Last week, The Hindu had broken news that the three Azamgarh men - whose names were withheld by this newspaper to avoid compromising the investigation - were being sought in connection with the New Delhi bombings.

Investigators had been searching for Bashir ever since the arrest of Sarai Mir-based cleric Abul Bashar Qasmi who, the Gujarat police alleges, had operational command of the terror cell which carried out July's bombings in Ahmedabad.

According to Gujarat police investigators, Bashir, under the supervision of top Indian Mujahideen commander Mohammad Subhan Qureshi, taught local Indian Mujahideen cadre how to fabricate the improvised explosive devices used in Ahmedabad. Much of the training, police sources say, appears to have been carried out with the help of detailed circuit diagrams which were found in one of the apartments used by the terror cell.

Bashir, the Gujarat police say, also received the stolen vehicles which were used as car-bombs in Ahmedabad - vehicles that are thought to have been acquired by Qureshi who, despite the coordinated efforts of police in five States, is yet to be located.

Late on the afternoon on June 26, Bashir is believed to left Ahmedabad on a New Delhi-bound train. Qureshi - a highly-trained computer specialist who is suspected to have authored e-mail manifestos issued by the Indian Mujahideen after its attacks in Jaipur, Gujarat and New Delhi - is thought to have left Ahmedabad some two hours later.

Based on the phone records of the alleged Indian Mujahideen cadre held in Gujarat, the Intelligence Bureau concluded that Bashir was likely hidden out in safehouses provided by Students Islamic Movement of India sympathisers in the Jamia Nagar and Okhla areas of south-east Delhi. Efforts to locate the safehouses, Delhi Police sources said, were initiated last weekend.

However, these could be located only when Qasmi was brought to New Delhi and driven around the Jamia Nagar area on Thursday night.

Qasmi had told Gujarat police investigators that the three Azamgarh men had met with Qureshi at least twice in August to discuss future attacks. New Delhi was chosen as a target during these meetings.

But evidence on the critical role of Uttar Pradesh-based networks in the Indian Mujahideen's operations had in fact been available ever since early this year, when the names of several of its operatives emerged in the course of investigations into the December 2007, synchronised bombing of trial court buildings at Lucknow, Faizabad and Varanasi.

Police found that Jaunpur based Mohammad Khalid Mujahid and Tariq Kazmi, using explosives provided by Jammu and Kashmir Harkat ul-Jihad-e-Islami commander Bashir Mir, had coordinated the trial court bombings. However, protests broke out after the arrests of the two men, leading the Uttar Pradesh government to order the State police to go slow on operations directed at SIMI.

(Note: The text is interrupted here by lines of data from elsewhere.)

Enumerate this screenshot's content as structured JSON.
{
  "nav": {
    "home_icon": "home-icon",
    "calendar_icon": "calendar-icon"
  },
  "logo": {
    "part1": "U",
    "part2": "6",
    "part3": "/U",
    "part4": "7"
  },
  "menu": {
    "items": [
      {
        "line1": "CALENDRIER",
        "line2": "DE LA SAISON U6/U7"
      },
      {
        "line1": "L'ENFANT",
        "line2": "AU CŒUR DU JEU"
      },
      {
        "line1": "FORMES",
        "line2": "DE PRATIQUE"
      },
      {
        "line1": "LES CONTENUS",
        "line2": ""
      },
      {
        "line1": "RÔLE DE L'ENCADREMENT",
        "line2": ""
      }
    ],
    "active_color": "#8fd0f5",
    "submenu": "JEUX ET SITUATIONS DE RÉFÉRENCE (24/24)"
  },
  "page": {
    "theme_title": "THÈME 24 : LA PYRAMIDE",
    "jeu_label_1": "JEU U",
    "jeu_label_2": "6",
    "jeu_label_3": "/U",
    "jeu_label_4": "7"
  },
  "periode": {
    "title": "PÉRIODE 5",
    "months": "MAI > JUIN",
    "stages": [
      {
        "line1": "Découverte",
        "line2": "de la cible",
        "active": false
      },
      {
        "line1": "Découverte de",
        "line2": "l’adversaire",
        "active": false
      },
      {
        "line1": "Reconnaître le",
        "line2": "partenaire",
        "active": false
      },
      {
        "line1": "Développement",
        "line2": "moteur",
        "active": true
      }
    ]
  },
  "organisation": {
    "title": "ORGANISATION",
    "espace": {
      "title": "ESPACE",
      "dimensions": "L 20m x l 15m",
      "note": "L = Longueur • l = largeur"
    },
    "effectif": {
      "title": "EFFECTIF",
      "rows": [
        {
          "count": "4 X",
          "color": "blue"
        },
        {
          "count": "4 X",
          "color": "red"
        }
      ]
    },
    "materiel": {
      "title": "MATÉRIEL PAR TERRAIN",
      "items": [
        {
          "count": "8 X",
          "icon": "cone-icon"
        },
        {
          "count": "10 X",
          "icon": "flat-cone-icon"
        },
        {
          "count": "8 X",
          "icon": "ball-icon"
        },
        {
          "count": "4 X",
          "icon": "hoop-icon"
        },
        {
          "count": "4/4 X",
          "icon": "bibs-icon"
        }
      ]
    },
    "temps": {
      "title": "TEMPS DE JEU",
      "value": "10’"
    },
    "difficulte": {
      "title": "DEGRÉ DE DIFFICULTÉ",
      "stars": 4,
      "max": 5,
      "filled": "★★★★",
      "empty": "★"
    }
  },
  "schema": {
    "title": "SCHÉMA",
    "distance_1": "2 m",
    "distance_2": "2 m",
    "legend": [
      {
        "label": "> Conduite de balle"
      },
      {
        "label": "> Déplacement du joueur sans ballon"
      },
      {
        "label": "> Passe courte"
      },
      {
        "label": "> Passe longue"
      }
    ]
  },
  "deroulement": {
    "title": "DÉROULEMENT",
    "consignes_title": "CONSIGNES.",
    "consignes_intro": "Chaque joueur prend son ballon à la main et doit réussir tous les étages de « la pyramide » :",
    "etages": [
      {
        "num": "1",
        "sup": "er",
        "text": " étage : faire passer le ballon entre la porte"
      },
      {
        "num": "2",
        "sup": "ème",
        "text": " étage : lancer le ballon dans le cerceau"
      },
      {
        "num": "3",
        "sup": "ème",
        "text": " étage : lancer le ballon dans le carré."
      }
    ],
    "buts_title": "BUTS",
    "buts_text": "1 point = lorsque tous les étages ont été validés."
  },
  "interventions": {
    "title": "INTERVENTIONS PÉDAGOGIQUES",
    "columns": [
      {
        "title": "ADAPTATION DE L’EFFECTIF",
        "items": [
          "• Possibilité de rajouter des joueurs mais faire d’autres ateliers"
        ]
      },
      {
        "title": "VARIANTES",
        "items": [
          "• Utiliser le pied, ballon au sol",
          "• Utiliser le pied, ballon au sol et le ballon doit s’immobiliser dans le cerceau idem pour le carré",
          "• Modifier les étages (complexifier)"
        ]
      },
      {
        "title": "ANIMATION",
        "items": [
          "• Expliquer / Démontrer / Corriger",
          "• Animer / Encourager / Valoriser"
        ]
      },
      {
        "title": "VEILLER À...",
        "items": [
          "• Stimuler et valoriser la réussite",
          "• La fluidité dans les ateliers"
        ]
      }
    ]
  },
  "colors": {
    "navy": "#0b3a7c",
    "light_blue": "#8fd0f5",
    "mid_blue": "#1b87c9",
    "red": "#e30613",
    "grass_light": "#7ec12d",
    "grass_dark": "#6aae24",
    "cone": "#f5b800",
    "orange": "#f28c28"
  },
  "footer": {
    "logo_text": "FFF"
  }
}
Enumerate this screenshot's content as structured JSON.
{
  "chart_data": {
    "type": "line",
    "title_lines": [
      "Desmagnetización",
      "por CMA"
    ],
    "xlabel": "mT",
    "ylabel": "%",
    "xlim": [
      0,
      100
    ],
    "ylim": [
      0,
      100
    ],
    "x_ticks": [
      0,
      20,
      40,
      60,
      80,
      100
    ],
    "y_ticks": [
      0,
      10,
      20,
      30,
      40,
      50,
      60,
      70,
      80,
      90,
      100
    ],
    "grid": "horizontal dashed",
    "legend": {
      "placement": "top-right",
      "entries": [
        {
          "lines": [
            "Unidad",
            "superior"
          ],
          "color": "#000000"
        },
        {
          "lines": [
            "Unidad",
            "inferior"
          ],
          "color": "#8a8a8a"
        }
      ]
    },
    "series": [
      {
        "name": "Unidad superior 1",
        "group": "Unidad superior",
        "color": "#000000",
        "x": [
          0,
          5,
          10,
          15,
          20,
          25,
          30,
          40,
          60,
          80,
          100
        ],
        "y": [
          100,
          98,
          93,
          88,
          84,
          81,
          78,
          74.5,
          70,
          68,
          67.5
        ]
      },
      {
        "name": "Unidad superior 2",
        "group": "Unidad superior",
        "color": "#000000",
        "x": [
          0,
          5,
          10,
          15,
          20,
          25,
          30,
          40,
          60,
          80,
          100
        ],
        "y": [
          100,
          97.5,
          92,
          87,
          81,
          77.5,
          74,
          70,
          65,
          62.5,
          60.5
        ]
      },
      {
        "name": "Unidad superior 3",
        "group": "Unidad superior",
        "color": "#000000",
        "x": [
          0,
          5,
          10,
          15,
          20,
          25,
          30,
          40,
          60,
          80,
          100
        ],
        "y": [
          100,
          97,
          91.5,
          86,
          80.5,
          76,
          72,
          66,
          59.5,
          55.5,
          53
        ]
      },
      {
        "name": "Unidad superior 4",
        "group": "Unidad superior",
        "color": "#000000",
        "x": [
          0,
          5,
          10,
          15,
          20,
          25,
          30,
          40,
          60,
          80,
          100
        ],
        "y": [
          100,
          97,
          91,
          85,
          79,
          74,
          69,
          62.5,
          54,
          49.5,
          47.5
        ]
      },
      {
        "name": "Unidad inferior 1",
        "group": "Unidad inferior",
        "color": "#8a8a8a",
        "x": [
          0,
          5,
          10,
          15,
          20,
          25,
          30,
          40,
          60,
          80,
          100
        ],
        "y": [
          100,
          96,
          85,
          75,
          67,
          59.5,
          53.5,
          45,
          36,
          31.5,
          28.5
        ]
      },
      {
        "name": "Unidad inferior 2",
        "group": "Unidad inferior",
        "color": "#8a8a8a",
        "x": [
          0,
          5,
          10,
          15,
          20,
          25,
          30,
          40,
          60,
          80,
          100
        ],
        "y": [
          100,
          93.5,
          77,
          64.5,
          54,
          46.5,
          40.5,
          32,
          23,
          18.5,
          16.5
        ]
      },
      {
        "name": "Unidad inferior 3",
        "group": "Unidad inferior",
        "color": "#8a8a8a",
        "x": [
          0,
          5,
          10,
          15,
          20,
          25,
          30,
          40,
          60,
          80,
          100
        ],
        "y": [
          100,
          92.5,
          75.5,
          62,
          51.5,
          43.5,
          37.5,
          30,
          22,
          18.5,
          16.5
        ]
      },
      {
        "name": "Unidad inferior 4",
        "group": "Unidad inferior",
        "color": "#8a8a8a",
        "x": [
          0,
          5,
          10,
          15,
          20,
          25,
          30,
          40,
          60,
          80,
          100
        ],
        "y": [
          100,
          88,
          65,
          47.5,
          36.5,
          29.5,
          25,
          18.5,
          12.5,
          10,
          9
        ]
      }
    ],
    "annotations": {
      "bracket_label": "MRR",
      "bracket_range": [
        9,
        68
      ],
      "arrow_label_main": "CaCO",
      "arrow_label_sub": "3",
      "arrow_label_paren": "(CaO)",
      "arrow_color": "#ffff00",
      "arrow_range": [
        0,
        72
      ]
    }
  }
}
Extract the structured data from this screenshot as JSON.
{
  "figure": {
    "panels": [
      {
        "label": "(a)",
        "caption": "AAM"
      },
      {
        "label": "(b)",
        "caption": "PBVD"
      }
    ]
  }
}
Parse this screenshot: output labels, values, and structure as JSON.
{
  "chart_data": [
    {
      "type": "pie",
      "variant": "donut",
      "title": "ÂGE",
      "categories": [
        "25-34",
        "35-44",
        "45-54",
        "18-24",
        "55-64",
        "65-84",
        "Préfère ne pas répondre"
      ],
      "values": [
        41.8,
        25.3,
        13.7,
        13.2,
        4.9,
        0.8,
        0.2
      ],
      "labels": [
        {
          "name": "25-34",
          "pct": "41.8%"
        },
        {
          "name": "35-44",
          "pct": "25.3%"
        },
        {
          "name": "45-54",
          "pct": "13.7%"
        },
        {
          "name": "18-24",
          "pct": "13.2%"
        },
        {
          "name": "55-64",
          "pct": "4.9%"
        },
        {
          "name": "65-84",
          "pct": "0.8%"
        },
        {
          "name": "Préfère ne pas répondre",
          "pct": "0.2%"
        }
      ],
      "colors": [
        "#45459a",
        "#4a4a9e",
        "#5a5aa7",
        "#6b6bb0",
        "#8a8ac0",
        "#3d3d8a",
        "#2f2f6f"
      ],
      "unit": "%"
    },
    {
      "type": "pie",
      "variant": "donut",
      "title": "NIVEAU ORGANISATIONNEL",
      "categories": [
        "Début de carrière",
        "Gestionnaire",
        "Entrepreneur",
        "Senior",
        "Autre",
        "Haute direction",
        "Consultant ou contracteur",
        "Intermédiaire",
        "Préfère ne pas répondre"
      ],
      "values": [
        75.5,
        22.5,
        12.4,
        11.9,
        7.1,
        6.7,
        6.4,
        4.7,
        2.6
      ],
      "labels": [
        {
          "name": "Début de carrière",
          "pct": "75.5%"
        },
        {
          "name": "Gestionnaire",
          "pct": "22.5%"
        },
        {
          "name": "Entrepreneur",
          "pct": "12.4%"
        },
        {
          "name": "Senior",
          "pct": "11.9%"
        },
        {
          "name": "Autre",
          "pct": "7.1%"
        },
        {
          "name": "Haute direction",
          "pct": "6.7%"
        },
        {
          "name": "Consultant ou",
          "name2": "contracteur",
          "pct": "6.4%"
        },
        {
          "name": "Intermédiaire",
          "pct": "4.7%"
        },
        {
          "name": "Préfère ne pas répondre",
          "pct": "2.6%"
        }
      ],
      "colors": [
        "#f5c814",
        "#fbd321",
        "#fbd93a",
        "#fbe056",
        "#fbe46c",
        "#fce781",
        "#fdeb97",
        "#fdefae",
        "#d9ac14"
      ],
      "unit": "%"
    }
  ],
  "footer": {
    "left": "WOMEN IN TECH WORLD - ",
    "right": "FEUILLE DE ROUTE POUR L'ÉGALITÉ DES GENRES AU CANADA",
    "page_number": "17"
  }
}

Among those who thus escaped arrest was Qasmi. Indeed, Qasmi's SIMI links had been known to the Uttar Pradesh police since 2006, when he figured in the interrogation of Mohtasin Billa, an engineering student alleged to have facilitated that year's serial bombings in Hyderabad. However, Qasmi was only finally held after the Gujarat police obtained a warrant for his arrest early this month. Police officials believe earlier action could have disrupted the networks which carried out the Ahmedabad attacks.

Friday's shootings, interestingly, again sparked off violence in Azamgarh, where local Samajwadi Party activists claimed the men shot in New Delhi were innocent. Ahmad's father, Sadab Ahmad, is vice-president of the local unit of the Samajwadi Party. Qasmi's arrest - which took place after the Gujarat police obtained a judicial warrant, forcing the hand of their Uttar Pradesh counterparts - had had provoked protests in and around Sarai Mir, also spearheaded by local politicians of the Samajwadi Party.